Comparing these two test on 7.1.0-1650:
http://showfast.sc.couchbase.com/#/timeline/Linux/n1ql/Q5_Q7/all
Avg. Query Throughput (queries/sec), CI6, Group By Query (1K matches), MOI, not_bounded, s=1 c=1 i=1
http://perf.jenkins.couchbase.com/job/iris-multi-client/12973/ - 15280
Avg. Query Throughput (queries/sec), CI6, Group By Query (1K matches), MOI, not_bounded, Indexer CPU Throttle 0.95, s=1 c=1 i=1
http://perf.jenkins.couchbase.com/job/iris-multi-client/13027/ - 7651
graph comparison: http://cbmonitor.sc.couchbase.com/reports/html/?snapshot=iris_710-1650_access_0436&snapshot=iris_710-1650_access_afdf
Indexer cpu drops from 4800% to 3000%
Logs from throttle run (.45 is the index node):
https://s3-us-west-2.amazonaws.com/perf-artifacts/jenkins-iris-multi-client-13027/172.23.100.45.zip
https://s3-us-west-2.amazonaws.com/perf-artifacts/jenkins-iris-multi-client-13027/172.23.100.55.zip
https://s3-us-west-2.amazonaws.com/perf-artifacts/jenkins-iris-multi-client-13027/172.23.100.70.zip
https://s3-us-west-2.amazonaws.com/perf-artifacts/jenkins-iris-multi-client-13027/172.23.100.71.zip
https://s3-us-west-2.amazonaws.com/perf-artifacts/jenkins-iris-multi-client-13027/172.23.100.72.zip
https://s3-us-west-2.amazonaws.com/perf-artifacts/jenkins-iris-multi-client-13027/172.23.100.73.zip
https://s3-us-west-2.amazonaws.com/perf-artifacts/jenkins-iris-multi-client-13027/172.23.100.9.zip
Is this really the intended behaviour? This seems like it could have negative side effects when upgrading a cluster if this is the default setting.
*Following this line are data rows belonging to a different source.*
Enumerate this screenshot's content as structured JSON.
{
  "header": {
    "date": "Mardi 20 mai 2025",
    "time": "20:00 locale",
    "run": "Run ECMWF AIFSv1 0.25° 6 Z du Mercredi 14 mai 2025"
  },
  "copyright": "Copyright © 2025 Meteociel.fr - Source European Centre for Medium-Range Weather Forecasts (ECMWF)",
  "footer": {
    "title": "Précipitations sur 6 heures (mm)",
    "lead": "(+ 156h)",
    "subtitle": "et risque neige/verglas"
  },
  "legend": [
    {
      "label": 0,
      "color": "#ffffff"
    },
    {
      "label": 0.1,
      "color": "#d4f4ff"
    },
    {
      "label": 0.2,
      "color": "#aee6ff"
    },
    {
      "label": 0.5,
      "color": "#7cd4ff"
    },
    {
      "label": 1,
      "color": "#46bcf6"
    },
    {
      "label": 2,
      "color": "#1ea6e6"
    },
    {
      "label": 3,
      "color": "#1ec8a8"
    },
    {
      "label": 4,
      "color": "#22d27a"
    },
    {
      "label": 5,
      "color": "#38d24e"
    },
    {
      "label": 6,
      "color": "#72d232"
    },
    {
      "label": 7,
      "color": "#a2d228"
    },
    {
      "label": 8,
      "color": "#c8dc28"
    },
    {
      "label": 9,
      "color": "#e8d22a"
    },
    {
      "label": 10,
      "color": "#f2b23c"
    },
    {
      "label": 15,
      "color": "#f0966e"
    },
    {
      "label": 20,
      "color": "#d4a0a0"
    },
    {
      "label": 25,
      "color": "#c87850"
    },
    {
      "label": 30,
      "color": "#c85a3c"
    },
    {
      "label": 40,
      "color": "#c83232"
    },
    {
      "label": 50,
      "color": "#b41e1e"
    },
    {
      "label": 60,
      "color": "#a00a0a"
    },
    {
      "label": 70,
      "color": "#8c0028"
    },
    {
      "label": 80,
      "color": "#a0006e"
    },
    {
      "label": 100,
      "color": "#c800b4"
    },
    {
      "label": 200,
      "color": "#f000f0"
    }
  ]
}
Korrigan Clark FYI throttling can only react once every 1 second due to this being the frequency with which sigar CPU statistics get updated. I will take a look at the logs, but likely there is nothing wrong here, and any performance test that intends to drive CPU usage above the CPU target is going to trigger massive throttling. Given the inability to react faster than once per second, outcomes of this might be unexpected. Throttling will back off once the actual CPU usage is <= the target. This has been heavily tested and is known to be working. However if the workload is changing at a higher rate than throttling's reaction frequency, such overshoots are entirely possible.